兄達やこの人にいつもからかわれるのが悔しくてならないから、克服しようとことある
ごとに挑みはするのだが、たいてい酒に呑まれて奇行に走るか、眠り込むかの
どちらかで終わる。
 しかし、それも一眠りしてだいぶ抜けたようだ。おおきな欠伸をし、顔をこすって、
ようやく頭がはっきりしてくると、何やらただならぬものが目に入った。
「あの、アグリアスさん。それは一体」


 縁側に腰掛けて、さっきまでラムザに膝枕をしてくれていたアグリアスは青地に
鳥の羽模様の浴衣を身に着けている。その浴衣の胸元が、着崩れという程度では
ちょっと説明がつかないほどに大きくはだけ、ゆたかな白い胸が半分ほども露わに
なっているのだ。
 だがラムザの視線に気付くと、アグリアスは照れるかと思いきや、ものすごい眼で
ラムザを睨み付けた。
「……お前が寝ている間中、裾を引っ張り続けたからだろうがッ!」
 間髪を入れず、ラムザの額に団扇の柄が命中する。けっこう痛い。
 熟睡中のラムザには、手に触れたものを何でも掻き寄せてしまう「抱き癖」が出る
ことがある。アグリアスの浴衣の腿のあたりがよく見るとしわくちゃになっているのは、
してみるとラムザが寝ている間中握って引っ張っていたせいらしい。以前、昼寝して
いる側を通りかかったラファを抱き寄せかけて以来、アグリアスにそれはそれはきつく
注意されて治まったつもりでいたが、やはりこんな状況では気が緩んでしまうものだろうか。

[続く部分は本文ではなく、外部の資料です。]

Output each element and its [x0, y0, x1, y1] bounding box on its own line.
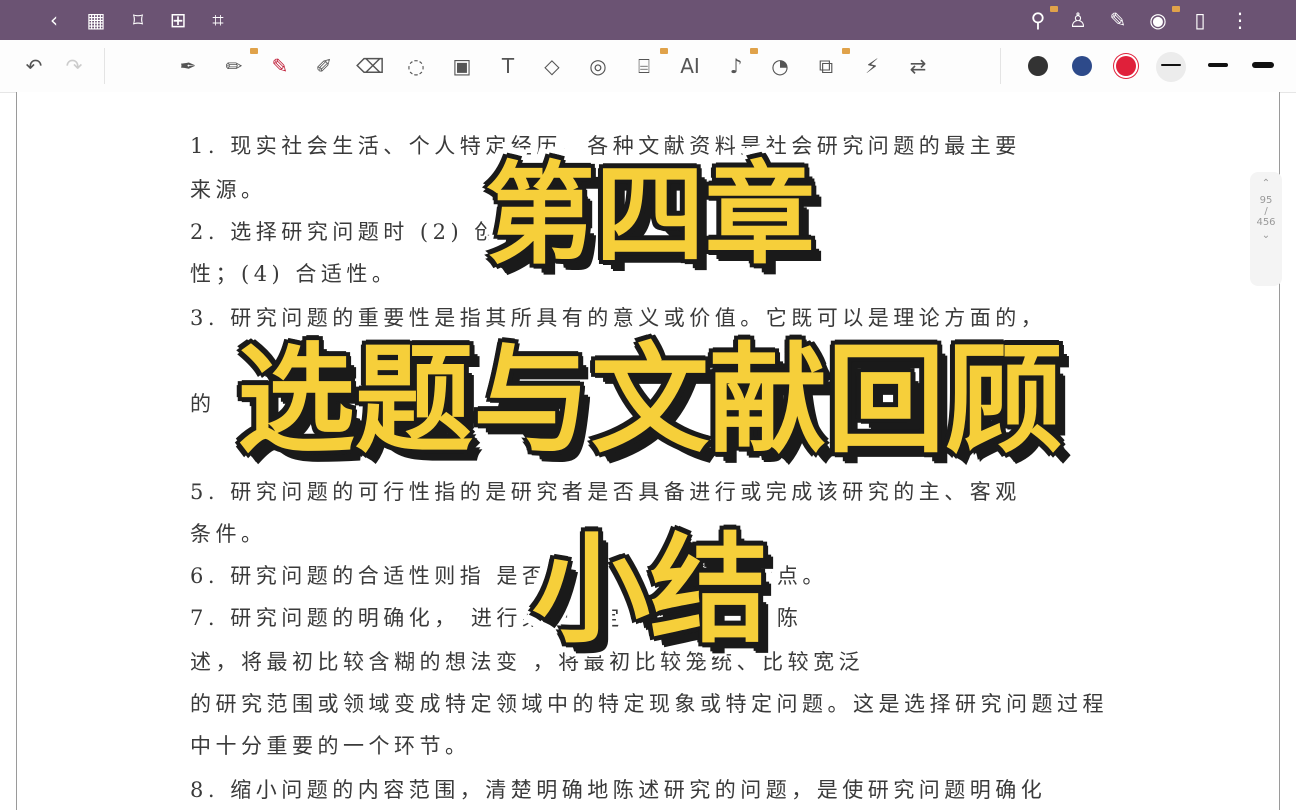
premium-crown-icon: [750, 48, 758, 54]
overlay-topic-title: 选题与文献回顾: [236, 331, 1063, 469]
lasso-icon[interactable]: ◌: [402, 52, 430, 80]
stroke-thick-button[interactable]: [1252, 62, 1274, 68]
marker-icon[interactable]: ✎: [266, 52, 294, 80]
microphone-icon[interactable]: ♪: [722, 52, 750, 80]
text-line: 5. 研究问题的可行性指的是研究者是否具备进行或完成该研究的主、客观: [190, 480, 1021, 504]
grid-icon[interactable]: ▦: [84, 8, 108, 32]
bookmark-icon[interactable]: ⌑: [126, 8, 150, 32]
current-page-number: 95: [1259, 195, 1273, 206]
toolbar-divider: [104, 48, 105, 84]
drawing-toolbar: ↶ ↷ ✒ ✏ ✎ ✐ ⌫ ◌ ▣ T ◇ ◎ ⌸ AI ♪ ◔ ⧉ ⚡ ⇄: [0, 40, 1296, 93]
text-line: 8. 缩小问题的内容范围，清楚明确地陈述研究的问题，是使研究问题明确化: [190, 778, 1047, 802]
eye-icon[interactable]: ◉: [1146, 8, 1170, 32]
add-page-icon[interactable]: ⊞: [166, 8, 190, 32]
sticker-icon[interactable]: ◔: [766, 52, 794, 80]
color-swatch-dark-gray[interactable]: [1028, 56, 1048, 76]
back-icon[interactable]: ‹: [42, 8, 66, 32]
text-line: 的研究范围或领域变成特定领域中的特定现象或特定问题。这是选择研究问题过程: [190, 692, 1108, 716]
toolbar-divider: [1000, 48, 1001, 84]
undo-icon[interactable]: ↶: [20, 52, 48, 80]
shirt-icon[interactable]: ♙: [1066, 8, 1090, 32]
text-line: 中十分重要的一个环节。: [190, 734, 471, 758]
pencil-icon[interactable]: ✏: [220, 52, 248, 80]
page-scroller[interactable]: ⌃ 95 / 456 ⌄: [1250, 172, 1282, 286]
crop-icon[interactable]: ⌗: [206, 8, 230, 32]
chevron-up-icon[interactable]: ⌃: [1250, 172, 1282, 189]
premium-crown-icon: [660, 48, 668, 54]
text-recognition-icon[interactable]: ⌸: [630, 52, 658, 80]
tape-icon[interactable]: ◎: [584, 52, 612, 80]
highlighter-icon[interactable]: ✐: [310, 52, 338, 80]
premium-crown-icon: [842, 48, 850, 54]
image-icon[interactable]: ▣: [448, 52, 476, 80]
text-box-icon[interactable]: T: [494, 52, 522, 80]
overlay-chapter-title: 第四章: [485, 151, 815, 279]
chevron-down-icon[interactable]: ⌄: [1250, 230, 1282, 241]
eraser-icon[interactable]: ⌫: [356, 52, 384, 80]
translate-icon[interactable]: ⇄: [904, 52, 932, 80]
color-swatch-blue[interactable]: [1072, 56, 1092, 76]
color-swatch-red-selected[interactable]: [1116, 56, 1136, 76]
pen-icon[interactable]: ✎: [1106, 8, 1130, 32]
pen-icon[interactable]: ✒: [174, 52, 202, 80]
ocr-icon[interactable]: ⧉: [812, 52, 840, 80]
page-divider: /: [1264, 206, 1268, 217]
top-bar: ‹ ▦ ⌑ ⊞ ⌗ ⚲ ♙ ✎ ◉ ▯ ⋮: [0, 0, 1296, 40]
premium-crown-icon: [1172, 6, 1180, 12]
stroke-thin-icon: [1161, 64, 1181, 66]
more-icon[interactable]: ⋮: [1228, 8, 1252, 32]
search-icon[interactable]: ⚲: [1026, 8, 1050, 32]
text-line: 3. 研究问题的重要性是指其所具有的意义或价值。它既可以是理论方面的，: [190, 306, 1047, 330]
redo-icon[interactable]: ↷: [60, 52, 88, 80]
ai-icon[interactable]: AI: [676, 52, 704, 80]
overlay-summary-title: 小结: [531, 521, 768, 659]
premium-crown-icon: [250, 48, 258, 54]
shape-icon[interactable]: ◇: [538, 52, 566, 80]
premium-crown-icon: [1050, 6, 1058, 12]
total-pages: 456: [1256, 217, 1276, 228]
laser-icon[interactable]: ⚡: [858, 52, 886, 80]
stroke-medium-button[interactable]: [1208, 63, 1228, 67]
reader-icon[interactable]: ▯: [1188, 8, 1212, 32]
stroke-width-selected[interactable]: [1156, 52, 1186, 82]
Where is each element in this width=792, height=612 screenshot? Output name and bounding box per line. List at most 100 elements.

「まったく、お前は寝ていても起きていても、やることは変わらないのだからな……」
 ブツブツ言いながらアグリアスラムザに背を向け、はだけた前を直している。うなじが
真っ赤だ。寝ていてそんな不埒なふるまいに及んだのなら叩き起こせばいいものを、
それでもじっと寝かせてくれて、この蒸し暑い晩に自分を我慢して団扇であおいでまで
くれたのだ。感謝と同時に金色の生えぎわからうなじに汗が一筋こぼれたのが目に
入って、なんだか堪らなくなってラムザは背後からアグリアスに抱き付いてしまった。
「きゃっ!?」
 思わず声を上げたアグリアスは、しかしそれ以上の抵抗はしない。帯でしぼり出された
ような豊かな胸を両手で包み、汗ばんだ髪の匂いを吸い込む。
 やっぱりまだ、酒が残っていたろうか。それでもいいか、いいよな、などと頭の隅で
ぼんやり考えつつ、汗の浮いた首筋をきつく唇で吸おうとした途端、いきなりアグリアス
振り払われた。


「そこまでにしておけ。もうすぐ花火大会の時間だ。ムスタディオ達と合流するのだろう?」
 立ち上がって裾の乱れを直し、ぴしりと襟元をととのえた姿にはすでに一分の隙もない。
呆気にとられつつもラムザは不満げに、
「少しぐらい遅れたっていいじゃないですか」
「駄目だ。それに」
 と、言いかけて口をつぐむ。ラムザも立ち上がり、出かける支度をととのえながら、
言いさしたことが気になって何度か聞き返してみるが要領を得ない。戸締まりをして
玄関を出たところで、やっと口ごもりつつ教えてくれた。
「…明日はメリアドール達と、水着を選びに行くのだ。おかしなところにその、キスマークが
ついていては、何だ、あの、困る」
 成る程。ふかく納得しつつ、そうすると今晩もおあずけだろうか、とラムザは考える。
水着と引き替えだと思えば、それはそれで構わないのではあるが。
 どーん、と川向こうの空に、花火大会の始まりを告げる最初の一発が上がる。その光に
照らされて、通りの先から見知った人影がかたまって来るのが見えた。早くも水風船を
振り回しているのはアルマだろうか。呼ぶ声にこたえて手を振りながら、ラムザはからころと
下駄を鳴らして駆け出した。アグリアスが後に続くのを足音で確かめて、一度だけ振り返って
微笑む。
 二発目の花火と同時に、ソースの焦げる屋台の匂いがしてきた。